Вайшнис даже назад отпрянул, увидев, что, кроме Пауриса, на пашне — его Бенис.

— Ты как? Чей конь?

— Комсомольская бригада, тятя, — усмехнулся сын. — В честь тридцатилетия Октября. Ну, становись за мной, — опоздал!

— Опоздал, — буркнул Вайшнис, понукая лошадь.

Поднявшееся солнце ярким багрянцем залило свежие борозды. Кругом уже на большой площади блестели толстые, сочные ломти земли, после долгой неволи каждым комочком впивая живительный утренний воздух. А сверху ложились все новые и новые пласты, хороня жесткие стебли чертополоха, разбойно раскинувшуюся лебеду, конский щавель. Поле так и гудело от песен и шуток, эхо широко разносилось по округе, и сердца сильнее бились, и глаза бодро глядели на начинающийся день.

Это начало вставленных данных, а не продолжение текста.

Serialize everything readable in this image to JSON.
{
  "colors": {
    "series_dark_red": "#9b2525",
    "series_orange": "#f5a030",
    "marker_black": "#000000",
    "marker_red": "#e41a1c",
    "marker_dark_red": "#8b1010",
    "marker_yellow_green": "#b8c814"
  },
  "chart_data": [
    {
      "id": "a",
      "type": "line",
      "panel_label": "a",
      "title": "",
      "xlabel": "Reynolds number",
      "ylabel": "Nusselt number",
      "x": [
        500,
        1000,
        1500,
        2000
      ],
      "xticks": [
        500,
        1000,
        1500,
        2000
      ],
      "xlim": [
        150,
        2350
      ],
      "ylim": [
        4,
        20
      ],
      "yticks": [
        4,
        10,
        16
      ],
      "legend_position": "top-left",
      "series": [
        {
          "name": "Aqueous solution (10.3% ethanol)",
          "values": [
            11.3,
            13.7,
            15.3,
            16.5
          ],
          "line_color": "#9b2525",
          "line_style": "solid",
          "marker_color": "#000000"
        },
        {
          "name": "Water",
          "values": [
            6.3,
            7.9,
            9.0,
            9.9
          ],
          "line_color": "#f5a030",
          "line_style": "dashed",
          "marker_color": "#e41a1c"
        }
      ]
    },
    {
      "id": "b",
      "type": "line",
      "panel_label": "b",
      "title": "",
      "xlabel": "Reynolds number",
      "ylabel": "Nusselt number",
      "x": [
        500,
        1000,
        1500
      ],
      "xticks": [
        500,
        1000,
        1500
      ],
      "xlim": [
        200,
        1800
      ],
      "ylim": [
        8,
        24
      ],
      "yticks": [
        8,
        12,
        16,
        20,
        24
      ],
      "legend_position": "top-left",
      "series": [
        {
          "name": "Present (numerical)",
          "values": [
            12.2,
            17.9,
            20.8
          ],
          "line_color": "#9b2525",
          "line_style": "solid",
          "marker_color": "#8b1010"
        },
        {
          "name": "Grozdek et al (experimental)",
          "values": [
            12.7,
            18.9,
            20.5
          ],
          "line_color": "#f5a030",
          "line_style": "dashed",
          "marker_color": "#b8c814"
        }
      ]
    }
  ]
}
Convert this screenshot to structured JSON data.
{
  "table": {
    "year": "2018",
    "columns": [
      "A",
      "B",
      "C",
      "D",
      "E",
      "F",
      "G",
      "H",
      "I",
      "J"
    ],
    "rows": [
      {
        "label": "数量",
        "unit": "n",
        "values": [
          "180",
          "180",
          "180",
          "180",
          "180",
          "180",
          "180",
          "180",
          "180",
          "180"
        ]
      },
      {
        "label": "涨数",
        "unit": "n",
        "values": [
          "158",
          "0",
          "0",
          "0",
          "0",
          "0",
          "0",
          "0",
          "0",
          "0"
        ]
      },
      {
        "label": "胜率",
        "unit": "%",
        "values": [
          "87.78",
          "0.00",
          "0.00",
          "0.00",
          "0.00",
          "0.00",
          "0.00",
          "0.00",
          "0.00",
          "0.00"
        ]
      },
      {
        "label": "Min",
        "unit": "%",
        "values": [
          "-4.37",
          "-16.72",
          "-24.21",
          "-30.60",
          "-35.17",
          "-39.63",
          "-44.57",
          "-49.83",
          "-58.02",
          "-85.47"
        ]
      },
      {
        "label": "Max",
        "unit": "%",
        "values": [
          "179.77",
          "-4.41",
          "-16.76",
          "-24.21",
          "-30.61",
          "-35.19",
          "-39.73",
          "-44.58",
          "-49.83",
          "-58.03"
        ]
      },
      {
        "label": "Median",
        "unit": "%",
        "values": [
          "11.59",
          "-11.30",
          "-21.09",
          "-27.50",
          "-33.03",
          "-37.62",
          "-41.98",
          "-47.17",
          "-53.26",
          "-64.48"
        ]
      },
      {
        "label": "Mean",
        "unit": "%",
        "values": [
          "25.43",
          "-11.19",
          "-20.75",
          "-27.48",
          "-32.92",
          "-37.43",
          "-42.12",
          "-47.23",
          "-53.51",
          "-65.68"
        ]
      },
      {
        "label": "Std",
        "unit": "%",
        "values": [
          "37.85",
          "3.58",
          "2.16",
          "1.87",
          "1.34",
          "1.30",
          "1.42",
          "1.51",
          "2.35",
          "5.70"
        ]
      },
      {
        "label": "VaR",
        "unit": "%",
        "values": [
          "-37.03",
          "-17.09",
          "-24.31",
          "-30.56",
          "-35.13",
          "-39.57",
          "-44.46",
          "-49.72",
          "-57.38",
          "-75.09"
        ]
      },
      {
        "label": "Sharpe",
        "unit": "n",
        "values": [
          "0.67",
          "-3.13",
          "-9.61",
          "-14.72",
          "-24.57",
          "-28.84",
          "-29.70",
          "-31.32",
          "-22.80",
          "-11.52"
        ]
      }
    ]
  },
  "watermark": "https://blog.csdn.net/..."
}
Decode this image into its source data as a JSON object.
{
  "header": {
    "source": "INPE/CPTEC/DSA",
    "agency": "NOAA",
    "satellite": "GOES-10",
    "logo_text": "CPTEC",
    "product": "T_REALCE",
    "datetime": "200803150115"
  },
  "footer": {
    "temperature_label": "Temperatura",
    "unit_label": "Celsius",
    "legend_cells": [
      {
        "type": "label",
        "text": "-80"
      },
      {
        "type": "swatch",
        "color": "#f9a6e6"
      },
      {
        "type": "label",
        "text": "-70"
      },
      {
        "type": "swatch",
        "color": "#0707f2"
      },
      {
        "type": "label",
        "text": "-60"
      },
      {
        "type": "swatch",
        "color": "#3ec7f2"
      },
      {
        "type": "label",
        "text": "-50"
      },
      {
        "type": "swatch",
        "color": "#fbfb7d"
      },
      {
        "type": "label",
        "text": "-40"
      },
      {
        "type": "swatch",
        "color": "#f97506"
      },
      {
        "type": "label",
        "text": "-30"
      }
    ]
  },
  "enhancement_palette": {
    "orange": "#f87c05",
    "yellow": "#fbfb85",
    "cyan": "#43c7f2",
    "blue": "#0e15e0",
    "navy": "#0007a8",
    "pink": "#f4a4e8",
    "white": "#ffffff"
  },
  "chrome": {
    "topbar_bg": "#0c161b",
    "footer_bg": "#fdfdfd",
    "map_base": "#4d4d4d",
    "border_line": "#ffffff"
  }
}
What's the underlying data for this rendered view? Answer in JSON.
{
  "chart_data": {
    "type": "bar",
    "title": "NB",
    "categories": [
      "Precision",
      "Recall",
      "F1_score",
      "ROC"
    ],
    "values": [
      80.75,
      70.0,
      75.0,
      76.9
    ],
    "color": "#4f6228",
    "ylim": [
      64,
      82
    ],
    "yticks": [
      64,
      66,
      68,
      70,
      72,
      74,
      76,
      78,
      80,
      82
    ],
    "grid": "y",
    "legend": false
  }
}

Многие слышали эти песни. Слушал их и Рузгис, спозаранку после долгих жениных уговоров вышедший лущить стерню у Алаушаса. Но проложил он только единственную борозду и остановился у межи. Долго глядел на шумное поле большой пахоты, чувствуя, как сердце учащенно бьется, освобождаясь от тревог, забот, сомнений. И наконец схватил поводья и повернул лошадь к толпе.

— Со всеми вместе! — крикнул он, размашистыми шагами приближаясь к остальным пахарям. — И я… вместе со всеми.